Julie Frost, an abortion opponent, described how, as a 20-year-old, she was "pregnant and terrified." Her mother forced her to have an abortion, she said, so they drove 100 miles away for the procedure. She learned "my baby was fully developed and felt excruciating pain. . . . It was a living, feeling human being."

Susanne Millsaps, National Abortion Rights Action League, said there will be an effort to boycott Utah's ski industry and that the International Olympic Committee would hear about it and probably would not want to bring the games to a place where women were discriminated against.

"My mother wanted to abort me," said Bonnie Julian. "I was born of incest. Well, my rights matter, too. And my rights are no different as a middle-aged woman than they were as a fetus. I'm the same person."

Members of the Planned Parenthood of Utah honorary board of directors wrote a letter to lawmakers expressing "grave concern." This legislation, it said, "would remove freedom of personal choice. In effect, the Legislature would assert itself in the decisionmaking process of each individual."

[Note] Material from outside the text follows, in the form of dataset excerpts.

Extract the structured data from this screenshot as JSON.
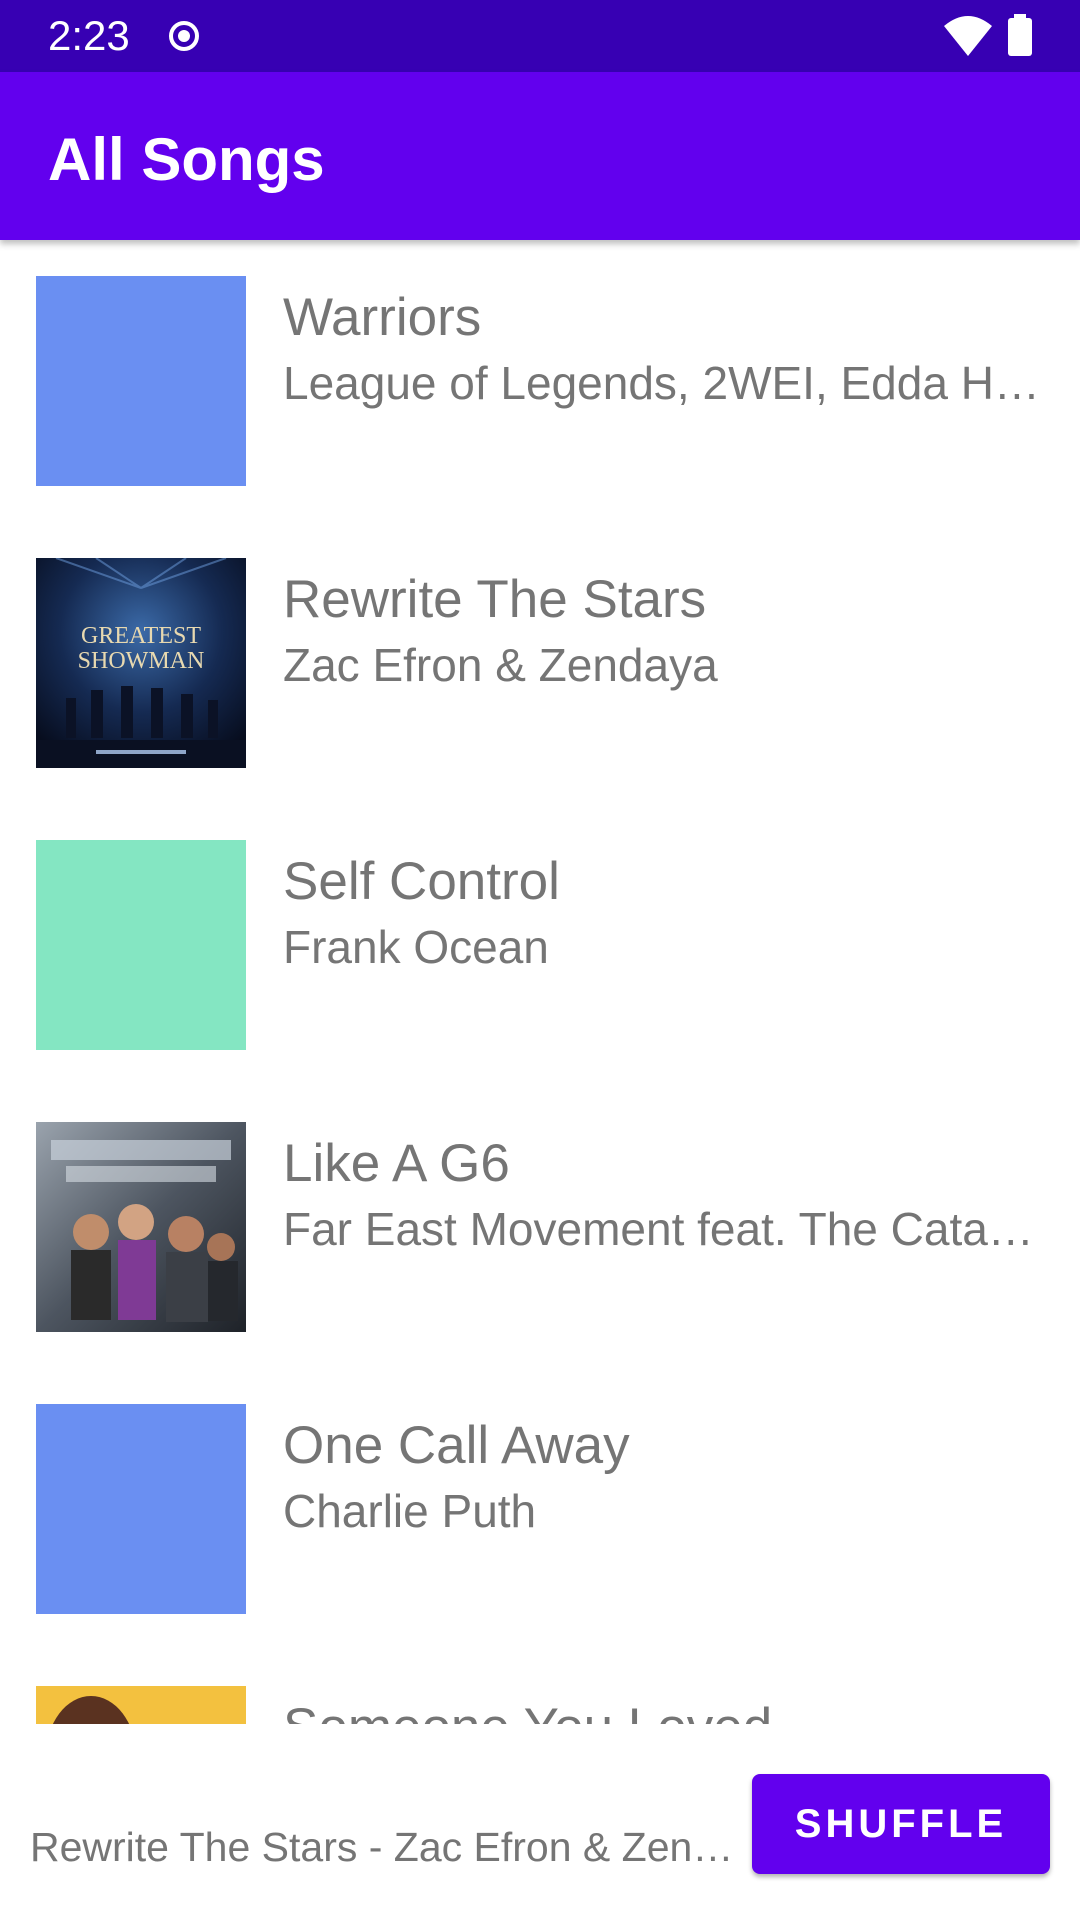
{
  "status_bar": {
    "time": "2:23",
    "icons": [
      "record-icon",
      "wifi-icon",
      "battery-icon"
    ],
    "color": "#3700b3"
  },
  "app_bar": {
    "title": "All Songs",
    "color": "#6200ee"
  },
  "songs": [
    {
      "title": "Warriors",
      "artist": "League of Legends, 2WEI, Edda H…",
      "art": "placeholder",
      "art_color": "#6a8ff2"
    },
    {
      "title": "Rewrite The Stars",
      "artist": "Zac Efron & Zendaya",
      "art": "album-cover",
      "art_text": "THE GREATEST SHOWMAN"
    },
    {
      "title": "Self Control",
      "artist": "Frank Ocean",
      "art": "placeholder",
      "art_color": "#84e6c2"
    },
    {
      "title": "Like A G6",
      "artist": "Far East Movement feat. The Cata…",
      "art": "album-cover"
    },
    {
      "title": "One Call Away",
      "artist": "Charlie Puth",
      "art": "placeholder",
      "art_color": "#6a8ff2"
    },
    {
      "title": "Someone You Loved",
      "artist": "",
      "art": "album-cover"
    }
  ],
  "bottom_bar": {
    "now_playing": "Rewrite The Stars - Zac Efron & Zend…",
    "shuffle_label": "SHUFFLE"
  }
}
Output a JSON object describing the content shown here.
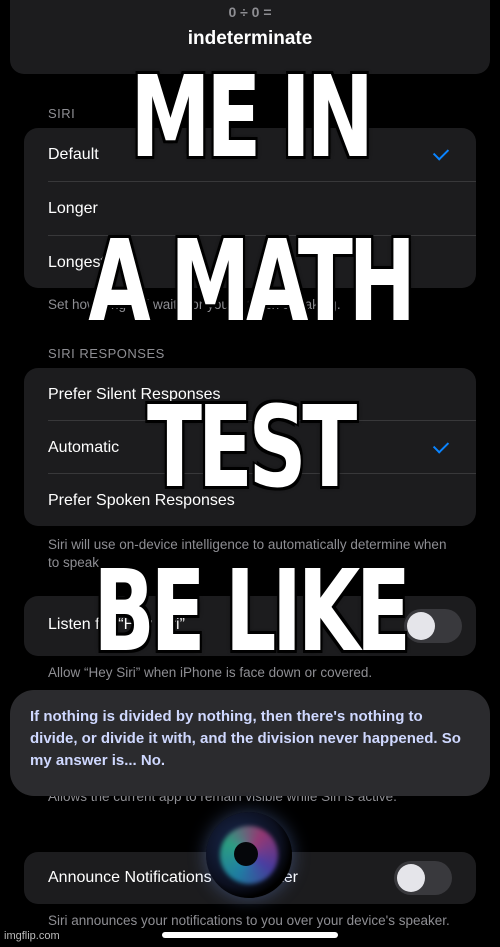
{
  "top_card": {
    "equation": "0 ÷ 0 =",
    "result": "indeterminate"
  },
  "siri_pause_section": {
    "header": "SIRI",
    "options": [
      "Default",
      "Longer",
      "Longest"
    ],
    "selected": "Default",
    "footer": "Set how long Siri waits for you to finish speaking."
  },
  "siri_responses_section": {
    "header": "SIRI RESPONSES",
    "options": [
      "Prefer Silent Responses",
      "Automatic",
      "Prefer Spoken Responses"
    ],
    "selected": "Automatic",
    "footer": "Siri will use on-device intelligence to automatically determine when to speak."
  },
  "hey_siri": {
    "label": "Listen for “Hey Siri”",
    "footer": "Allow “Hey Siri” when iPhone is face down or covered."
  },
  "siri_answer": "If nothing is divided by nothing, then there's nothing to divide, or divide it with, and the division never happened. So my answer is... No.",
  "allow_footer": "Allows the current app to remain visible while Siri is active.",
  "announce": {
    "label": "Announce Notifications on Speaker",
    "footer": "Siri announces your notifications to you over your device's speaker.",
    "on": false
  },
  "meme_text": {
    "line1": "ME IN",
    "line2": "A MATH",
    "line3": "TEST",
    "line4": "BE LIKE"
  },
  "watermark": "imgflip.com",
  "colors": {
    "accent": "#0a84ff",
    "card": "#1c1c1e",
    "background": "#000000"
  }
}
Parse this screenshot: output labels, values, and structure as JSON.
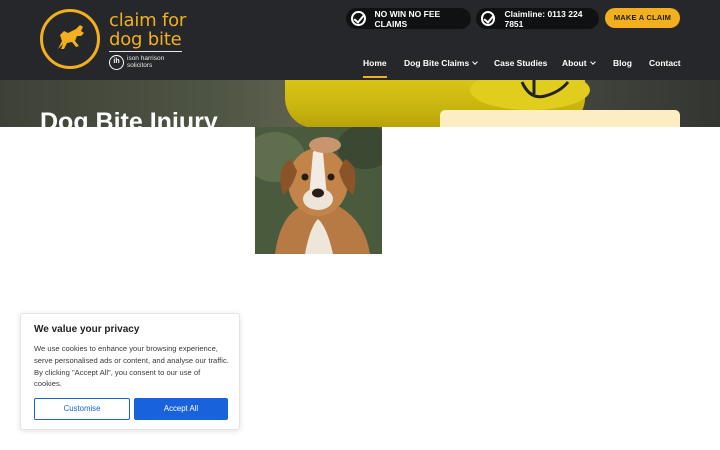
{
  "brand": {
    "logo_line1": "claim for",
    "logo_line2": "dog bite",
    "sub_brand_line1": "ison harrison",
    "sub_brand_line2": "solicitors",
    "sub_brand_mark": "ih",
    "accent_color": "#f2b01e",
    "header_bg": "#25272a"
  },
  "header": {
    "no_win_label": "NO WIN NO FEE CLAIMS",
    "claimline_label": "Claimline: 0113 224 7851",
    "make_claim_label": "MAKE A CLAIM"
  },
  "nav": {
    "items": [
      {
        "label": "Home",
        "active": true
      },
      {
        "label": "Dog Bite Claims",
        "has_dropdown": true
      },
      {
        "label": "Case Studies"
      },
      {
        "label": "About",
        "has_dropdown": true
      },
      {
        "label": "Blog"
      },
      {
        "label": "Contact"
      }
    ]
  },
  "hero": {
    "title": "Dog Bite Injury"
  },
  "cookie": {
    "title": "We value your privacy",
    "text": "We use cookies to enhance your browsing experience, serve personalised ads or content, and analyse our traffic. By clicking \"Accept All\", you consent to our use of cookies.",
    "customise_label": "Customise",
    "accept_label": "Accept All",
    "button_color": "#1863dc"
  }
}
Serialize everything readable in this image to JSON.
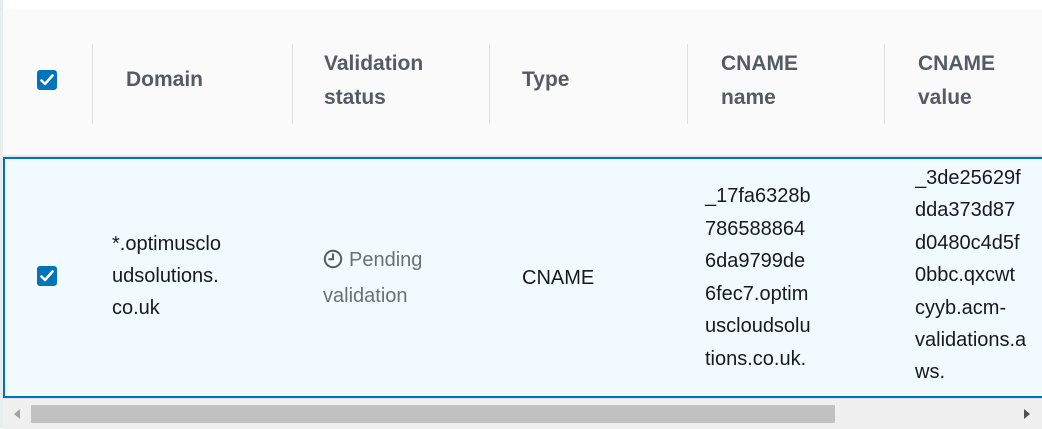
{
  "columns": [
    {
      "key": "select",
      "label": ""
    },
    {
      "key": "domain",
      "label": "Domain"
    },
    {
      "key": "validation_status",
      "label": "Validation status"
    },
    {
      "key": "type",
      "label": "Type"
    },
    {
      "key": "cname_name",
      "label": "CNAME name"
    },
    {
      "key": "cname_value",
      "label": "CNAME value"
    }
  ],
  "header_checkbox_checked": true,
  "rows": [
    {
      "selected": true,
      "domain": [
        "*.optimusclo",
        "udsolutions.",
        "co.uk"
      ],
      "status_line1": "Pending",
      "status_line2": "validation",
      "status_icon": "clock-icon",
      "type": "CNAME",
      "cname_name": [
        "_17fa6328b",
        "786588864",
        "6da9799de",
        "6fec7.optim",
        "uscloudsolu",
        "tions.co.uk."
      ],
      "cname_value": [
        "_3de25629f",
        "dda373d87",
        "d0480c4d5f",
        "0bbc.qxcwt",
        "cyyb.acm-",
        "validations.a",
        "ws."
      ]
    }
  ],
  "colors": {
    "accent": "#0073bb",
    "header_bg": "#fafafa",
    "selected_row_bg": "#f1faff",
    "muted_text": "#687078"
  }
}
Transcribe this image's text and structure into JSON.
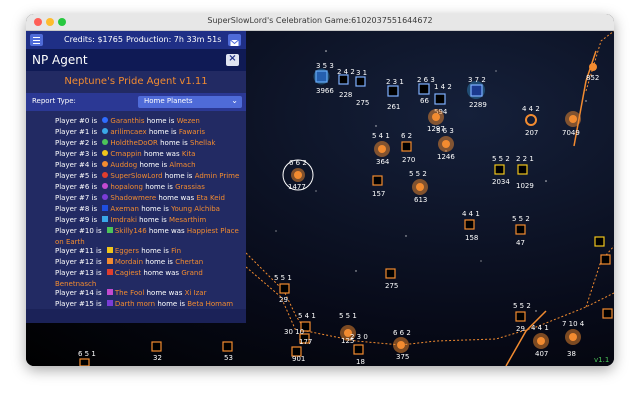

The issue even divided physicians, who will have to participate in the decisionmaking process if the bill becomes law. Dr. Charles Stewart said that life clearly begins at inception and must be protected. The decision, he said, should not be one of "convenience."

Dr. Kenneth Ward said he'd like to see more limits on abortion, but the decision should belong to a woman and her physician. "There are many medical conditions that need to be discussed. There are many aspects of early pregnancy that are not understood by the public, lay persons and perhaps by legislators."

The Senate will now vote on the bill. If it passes there, it will move into the House for a vote. Lawmakers hope to have the controversial issue decided and on the governor's desk by the end of the week.